G-Star Project started in 2016. Through the conduction of trainings, in energy efficient insolation of houses with natural and modern materials and energy efficient stoves, the project contributes to an improved livelihood in rural areas. The project is especially targeting young, unemployed men with experience in construction sector, aiming at facilitating the access to the employment market and at the same time promoting green energy.
One core challenge in Kyrgyzstan is the high unemployment rate, especially among young people. In the recent past this problem has been aggravated by the increasing number of returning migrants due to the economic recession in Russia. On the other hand, the Kyrgyz Republic’s policies, legal framework and private –sector development are heading for a “green” economy, which is still lacking sufficient skills and know-how for the required services and production. “Green” economy and technology means low carbon emissions and pollution, high resource use efficiency, and use of renewable energy sources.
Combining these two elements points out the priority of implementing a project to develop “green skills” for increasing the employability of youth, unemployed and migrants.

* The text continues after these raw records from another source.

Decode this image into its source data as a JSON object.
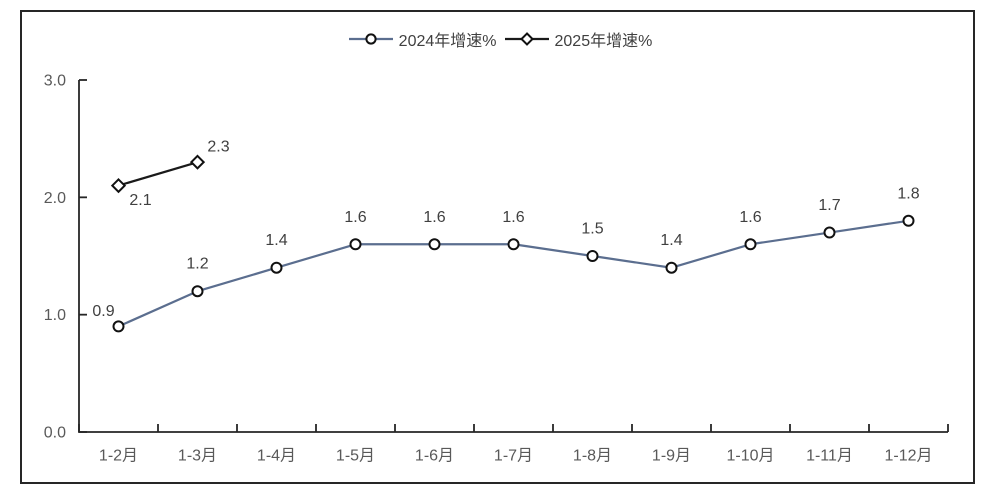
{
  "legend": {
    "items": [
      {
        "label": "2024年增速%",
        "marker": "circle"
      },
      {
        "label": "2025年增速%",
        "marker": "diamond"
      }
    ]
  },
  "colors": {
    "series_2024_line": "#5b6e8f",
    "series_2025_line": "#1a1a1a",
    "marker_stroke": "#111111",
    "marker_fill": "#ffffff",
    "axis": "#262626",
    "tick_label": "#595959",
    "data_label": "#404040",
    "frame_border": "#262626",
    "background": "#ffffff"
  },
  "chart_data": {
    "type": "line",
    "categories": [
      "1-2月",
      "1-3月",
      "1-4月",
      "1-5月",
      "1-6月",
      "1-7月",
      "1-8月",
      "1-9月",
      "1-10月",
      "1-11月",
      "1-12月"
    ],
    "series": [
      {
        "name": "2024年增速%",
        "marker": "circle",
        "color": "#5b6e8f",
        "values": [
          0.9,
          1.2,
          1.4,
          1.6,
          1.6,
          1.6,
          1.5,
          1.4,
          1.6,
          1.7,
          1.8
        ]
      },
      {
        "name": "2025年增速%",
        "marker": "diamond",
        "color": "#1a1a1a",
        "values": [
          2.1,
          2.3
        ]
      }
    ],
    "title": "",
    "xlabel": "",
    "ylabel": "",
    "ylim": [
      0,
      3
    ],
    "yticks": [
      "0.0",
      "1.0",
      "2.0",
      "3.0"
    ],
    "grid": false,
    "legend_position": "top",
    "data_labels": true
  }
}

The project aims at facilitating a system change in the way private companies are engaged in skills trainings. Consequently, G-Star has been designed to focus on short-term, EE-specific training carried out through the private sector.
By improving “green” skills of young people, especially returning migrants and unemployed youth, the project intends to improve their employment opportunities/self-employment, increase or consolidate their income, and simultaneously promote sustainable development of the country through application of green technologies. The key element towards this goal is to link the demand from the private sector with the skills offer. The entry point for the project are private-sector companies to ensure the sustainability of the training and to form skilled workers demanded by the labour market.
Based on a sustainable training scheme, more young people and migrants (formerly jobless, or those who have learned construction mainly on-the-job without vocational school training) improve their “green” skills and consequently earn their living from EE construction jobs and/or increase their income. Concurrently, more buildings are thermo- insulated and/or use energy-efficient stoves.